The country issued climbing permits to more than 700 climbers for 16 Himalayan peaks — 408 to Mount Everest — for the April-may climbing season in a bid to get the mountainee­ring industry and tourism back up and running.

The Nepal mountainee­ring associatio­n has asked the climbers to help Nepal deal with a surge in Covid-19 cases that has brought the country’s fragile healthcare system to breaking point, as it has in neighbouri­ng India.

Kul Bahadur Gurung, a senior official with the NMA, said climbers and their Sherpa guides were estimated to have carried at least 3,500 oxygen bottles this season. These bottles often get buried in avalanches or are abandoned on the mountain slopes at the end of the expedition.

“We appeal to climbers and Sherpas to bring back their empty bottles wherever possible as they can be refilled and used for the treatment of the coronaviru­s patients who are in dire needs,” Gurung said.

On Sunday, Nepal reported a daily increase of 8,777 infections, 30 times the number recorded on April 9.

The total caseload stands at 394,667 and 3,720 deaths, according to government data.

Many private and community hospitals in Kathmandu have said they are unable to take any more patients due to a lack of oxygen and canisters.

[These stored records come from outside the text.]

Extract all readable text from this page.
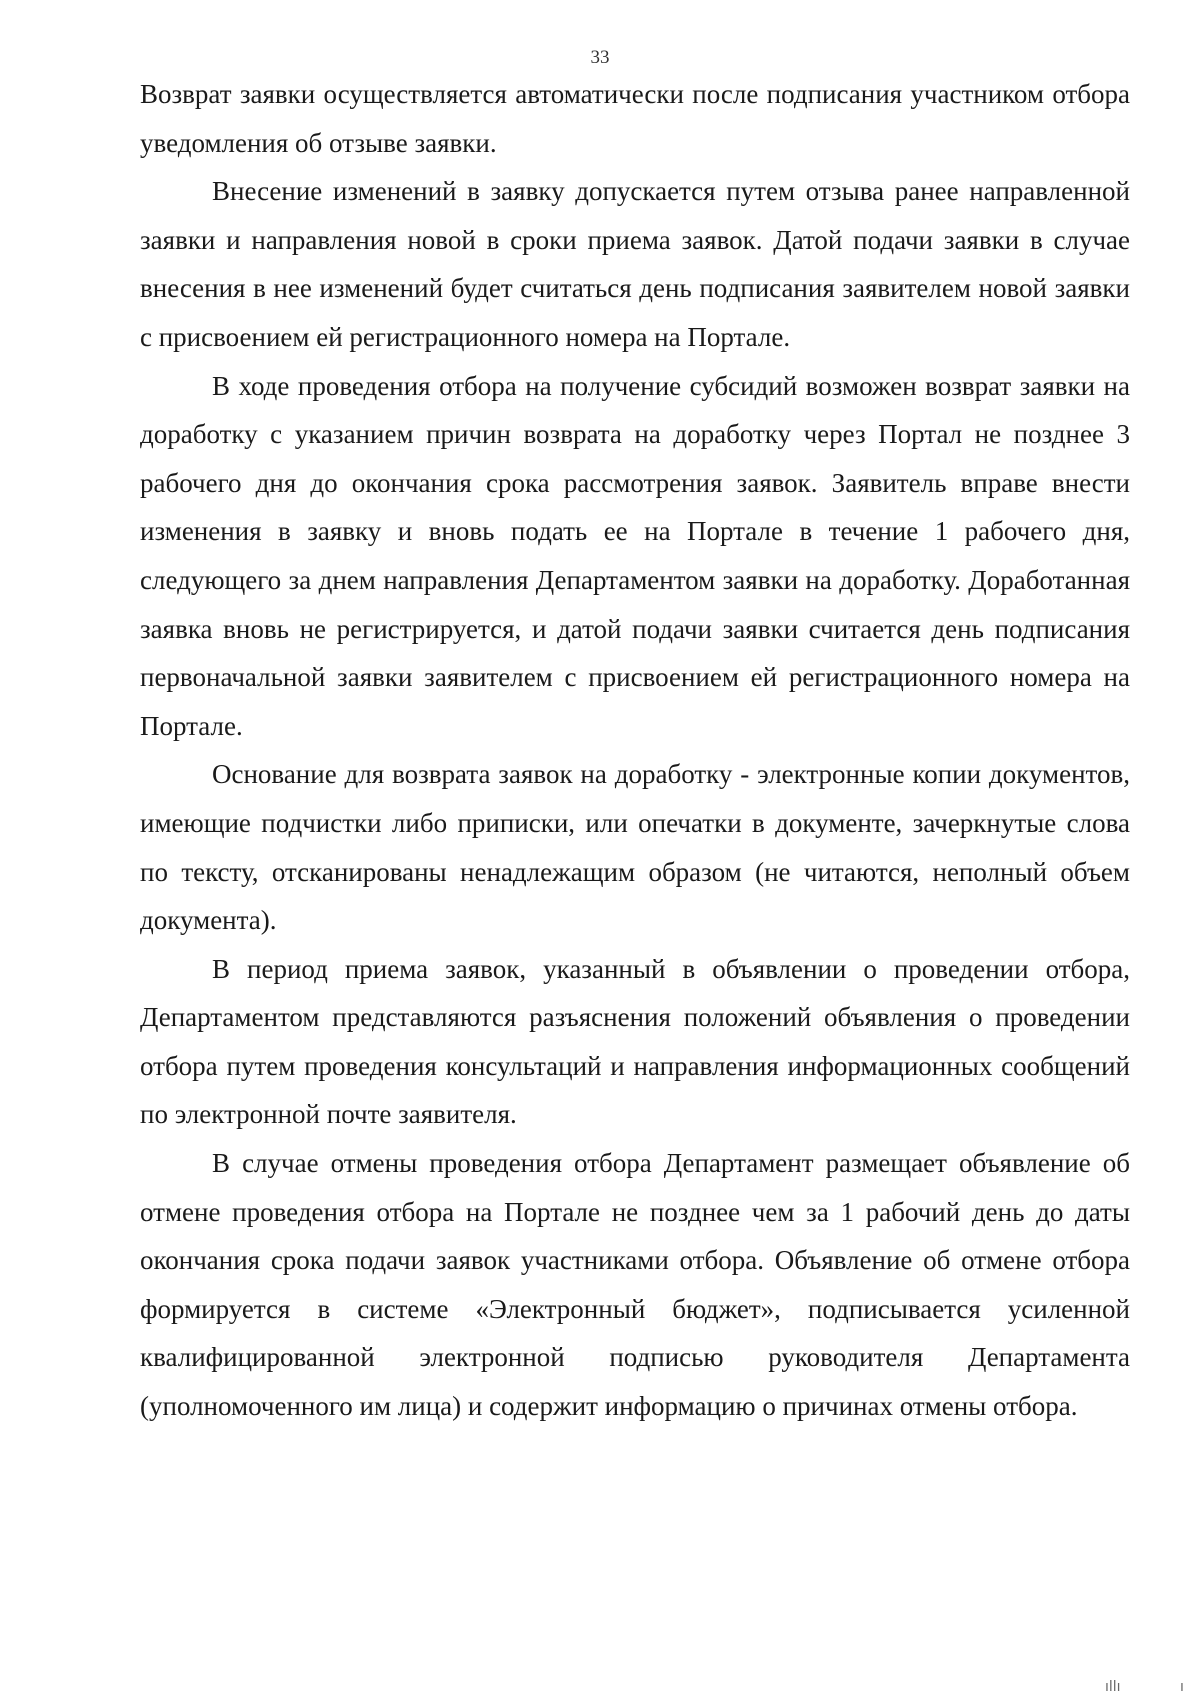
33

Возврат заявки осуществляется автоматически после подписания участником отбора уведомления об отзыве заявки.

Внесение изменений в заявку допускается путем отзыва ранее направленной заявки и направления новой в сроки приема заявок. Датой подачи заявки в случае внесения в нее изменений будет считаться день подписания заявителем новой заявки с присвоением ей регистрационного номера на Портале.

В ходе проведения отбора на получение субсидий возможен возврат заявки на доработку с указанием причин возврата на доработку через Портал не позднее 3 рабочего дня до окончания срока рассмотрения заявок. Заявитель вправе внести изменения в заявку и вновь подать ее на Портале в течение 1 рабочего дня, следующего за днем направления Департаментом заявки на доработку. Доработанная заявка вновь не регистрируется, и датой подачи заявки считается день подписания первоначальной заявки заявителем с присвоением ей регистрационного номера на Портале.

Основание для возврата заявок на доработку - электронные копии документов, имеющие подчистки либо приписки, или опечатки в документе, зачеркнутые слова по тексту, отсканированы ненадлежащим образом (не читаются, неполный объем документа).

В период приема заявок, указанный в объявлении о проведении отбора, Департаментом представляются разъяснения положений объявления о проведении отбора путем проведения консультаций и направления информационных сообщений по электронной почте заявителя.

В случае отмены проведения отбора Департамент размещает объявление об отмене проведения отбора на Портале не позднее чем за 1 рабочий день до даты окончания срока подачи заявок участниками отбора. Объявление об отмене отбора формируется в системе «Электронный бюджет», подписывается усиленной квалифицированной электронной подписью руководителя Департамента (уполномоченного им лица) и содержит информацию о причинах отмены отбора.

ıllı	ı
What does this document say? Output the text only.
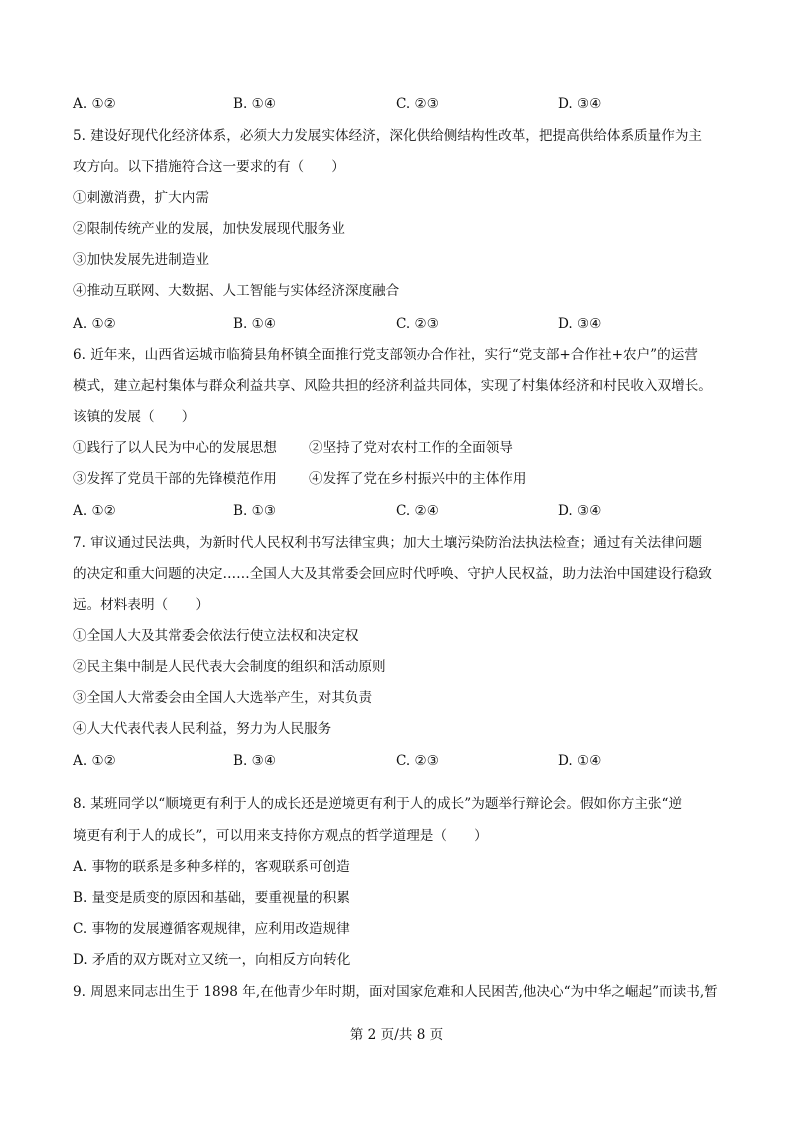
A. ①②	B. ①④	C. ②③	D. ③④
5. 建设好现代化经济体系，必须大力发展实体经济，深化供给侧结构性改革，把提高供给体系质量作为主
攻方向。以下措施符合这一要求的有（　　）
①刺激消费，扩大内需
②限制传统产业的发展，加快发展现代服务业
③加快发展先进制造业
④推动互联网、大数据、人工智能与实体经济深度融合
A. ①②	B. ①④	C. ②③	D. ③④
6. 近年来，山西省运城市临猗县角杯镇全面推行党支部领办合作社，实行“党支部+合作社+农户”的运营
模式，建立起村集体与群众利益共享、风险共担的经济利益共同体，实现了村集体经济和村民收入双增长。
该镇的发展（　　）
①践行了以人民为中心的发展思想 ②坚持了党对农村工作的全面领导
③发挥了党员干部的先锋模范作用 ④发挥了党在乡村振兴中的主体作用
A. ①②	B. ①③	C. ②④	D. ③④
7. 审议通过民法典，为新时代人民权利书写法律宝典；加大土壤污染防治法执法检查；通过有关法律问题
的决定和重大问题的决定……全国人大及其常委会回应时代呼唤、守护人民权益，助力法治中国建设行稳致
远。材料表明（　　）
①全国人大及其常委会依法行使立法权和决定权
②民主集中制是人民代表大会制度的组织和活动原则
③全国人大常委会由全国人大选举产生，对其负责
④人大代表代表人民利益，努力为人民服务
A. ①②	B. ③④	C. ②③	D. ①④
8. 某班同学以“顺境更有利于人的成长还是逆境更有利于人的成长”为题举行辩论会。假如你方主张“逆
境更有利于人的成长”，可以用来支持你方观点的哲学道理是（　　）
A. 事物的联系是多种多样的，客观联系可创造
B. 量变是质变的原因和基础，要重视量的积累
C. 事物的发展遵循客观规律，应利用改造规律
D. 矛盾的双方既对立又统一，向相反方向转化
9. 周恩来同志出生于 1898 年,在他青少年时期，面对国家危难和人民困苦,他决心“为中华之崛起”而读书,暂
第 2 页/共 8 页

“We need about 25,000 oxygen cylinders immediatel­y to save people from dying,” Samir Kumar Adhikari, a health ministry official said.

“We also need oxygen plants, compressor­s and ICU beds urgently,” Adhikari said.

Nepal has asked China to send 20,000 cylinders, some of which will be airlifted to meet urgent needs.

China has pledged to provide oxygen cylinders, ventilator­s and other medical supplies.

Nepal has only 1,600 intensive care beds and fewer than 600 ventilator­s for its population of 30m with just 0.7 doctors per 100,000 people, according to Actionaid Nepal.